Researchers at the Massachusetts Institute of Technology (MIT) have announced a novel form of cache for future processors, which it is claimed can boost performance by up to 30 percent and drop energy usage up to 85 percent on many-core chips.
Modern processors are extremely fast, to the point where pulling data from system memory represents a severe bottleneck. To address this, they include small amounts of extremely high-speed memory which can temporarily store - or cache - data for processing purposes. Cache memory itself isn't new, though its origins in modern computing are perhaps not as old as you may think: Intel didn't add support for external cache memory management to the x86 processor family until the i386SL, a variant of the 80386 designed for laptop computing which supported between 16KB and 64KB of optional external cache, and it wasn't until the 80486 launched in 1989 that internal cache was an option.
Since then, cache memory has been a standard feature of x86 processors in ever-increasing amounts typically tiered with small amounts of ultra-high-speed memory giving way to larger amounts of still-pretty-high-speed memory in multiple levels. It's here that researchers at MIT's Computer Science and Artificial Intelligence Laboratory (CSAIL) claim to have made a breakthrough: a new form of caching which can boost both power efficiency and raw performance considerably by reallocating cache memory according to the needs of particular applications.
'What you would like is to take these distributed physical memory resources and build application-specific hierarchies that maximise the performance for your particular application,' explained Daniel Sanchez, assistant professor in the Department of Electrical Engineering and Computer Science (EECS) at MIT and member of the group responsible for the new system. 'That depends on many things in the application. What’s the size of the data it accesses? Does it have hierarchical reuse, so that it would benefit from a hierarchy of progressively larger memories? Or is it scanning through a data structure, so we’d be better off having a single but very large level? How often does it access data? How much would its performance suffer if we just let data drop to main memory? There are all these different tradeoffs.'
Dubbed Jenga, and based on a previous platform called Jigsaw, the new system builds a three-dimensional model of the tradeoff between latency and memory capacity which it then uses to find the best possible way to allocate the cache taking into account the physical distance between the particular core of the processor on which a thread is running and the physical memory chips themselves. The results are undeniably impressive: Running on a simulated 36-core processor, Jenga boosted processing performance by between 20 and 30 percent while dropping energy consumption by between 30 and a whopping 85 percent.

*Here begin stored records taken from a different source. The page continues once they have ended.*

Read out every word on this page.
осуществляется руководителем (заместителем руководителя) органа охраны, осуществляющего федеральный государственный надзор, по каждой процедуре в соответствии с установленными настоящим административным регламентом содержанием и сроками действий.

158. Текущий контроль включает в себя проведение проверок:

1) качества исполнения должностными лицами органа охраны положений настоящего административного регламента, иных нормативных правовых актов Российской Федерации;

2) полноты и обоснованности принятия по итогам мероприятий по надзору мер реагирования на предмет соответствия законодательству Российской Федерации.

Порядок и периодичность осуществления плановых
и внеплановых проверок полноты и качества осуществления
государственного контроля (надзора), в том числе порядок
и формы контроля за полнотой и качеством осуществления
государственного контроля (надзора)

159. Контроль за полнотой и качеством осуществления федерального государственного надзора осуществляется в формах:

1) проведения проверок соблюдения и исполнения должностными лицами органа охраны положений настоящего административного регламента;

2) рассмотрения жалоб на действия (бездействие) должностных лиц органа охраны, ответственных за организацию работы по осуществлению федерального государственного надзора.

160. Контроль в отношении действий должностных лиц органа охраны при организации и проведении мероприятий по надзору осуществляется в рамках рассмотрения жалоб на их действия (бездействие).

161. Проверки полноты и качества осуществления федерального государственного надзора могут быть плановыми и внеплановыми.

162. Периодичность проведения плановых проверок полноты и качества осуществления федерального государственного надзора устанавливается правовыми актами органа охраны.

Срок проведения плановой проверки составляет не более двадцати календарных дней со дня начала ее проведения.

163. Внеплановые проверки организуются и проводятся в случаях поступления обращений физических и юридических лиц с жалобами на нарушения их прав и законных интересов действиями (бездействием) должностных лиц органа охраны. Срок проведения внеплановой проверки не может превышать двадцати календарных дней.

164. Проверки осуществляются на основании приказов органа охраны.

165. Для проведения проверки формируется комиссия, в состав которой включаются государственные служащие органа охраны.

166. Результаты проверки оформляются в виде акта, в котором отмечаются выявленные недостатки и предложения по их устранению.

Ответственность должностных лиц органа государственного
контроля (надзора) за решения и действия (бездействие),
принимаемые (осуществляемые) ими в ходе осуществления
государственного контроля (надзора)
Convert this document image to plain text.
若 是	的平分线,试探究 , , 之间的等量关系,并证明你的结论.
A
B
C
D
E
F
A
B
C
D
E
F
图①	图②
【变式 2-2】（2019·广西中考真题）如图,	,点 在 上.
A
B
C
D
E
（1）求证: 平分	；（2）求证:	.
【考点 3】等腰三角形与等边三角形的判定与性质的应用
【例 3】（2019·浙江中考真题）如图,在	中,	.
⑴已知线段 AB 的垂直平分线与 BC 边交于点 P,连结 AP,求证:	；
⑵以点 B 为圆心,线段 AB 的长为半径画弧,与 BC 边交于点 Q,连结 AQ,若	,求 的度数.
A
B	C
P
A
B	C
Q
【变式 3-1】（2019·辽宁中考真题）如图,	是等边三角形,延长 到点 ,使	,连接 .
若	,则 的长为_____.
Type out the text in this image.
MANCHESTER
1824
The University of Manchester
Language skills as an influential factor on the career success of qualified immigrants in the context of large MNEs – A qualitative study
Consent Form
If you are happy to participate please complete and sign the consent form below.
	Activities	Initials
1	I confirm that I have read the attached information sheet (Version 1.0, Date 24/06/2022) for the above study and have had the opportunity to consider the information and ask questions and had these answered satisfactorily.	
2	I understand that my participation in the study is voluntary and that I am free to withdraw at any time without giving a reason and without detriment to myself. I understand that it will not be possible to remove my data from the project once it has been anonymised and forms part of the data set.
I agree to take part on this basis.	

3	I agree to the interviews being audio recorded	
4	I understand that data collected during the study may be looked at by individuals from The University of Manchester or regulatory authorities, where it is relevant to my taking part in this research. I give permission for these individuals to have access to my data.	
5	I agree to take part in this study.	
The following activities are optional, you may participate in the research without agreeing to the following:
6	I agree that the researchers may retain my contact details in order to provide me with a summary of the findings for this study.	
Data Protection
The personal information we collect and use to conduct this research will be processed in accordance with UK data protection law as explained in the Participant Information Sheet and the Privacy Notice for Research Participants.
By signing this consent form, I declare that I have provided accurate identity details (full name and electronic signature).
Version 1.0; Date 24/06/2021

'There’s been a lot of work over the years on the right way to design a cache hierarchy,' said David Wood, a professor of computer science at the University of Wisconsin at Madison, in support of the team's work. 'There have been a number of previous schemes that tried to do some kind of dynamic creation of the hierarchy. Jenga is different in that it really uses the software to try to characterise what the workload is and then do an optimal allocation of the resources between the competing processes, and that, I think, is fundamentally more powerful than what people have been doing before. That’s why I think it’s really interesting.'
The team's paper, Jenga: Software-Defined Cache Hierarchies, is available from MIT now (PDF warning).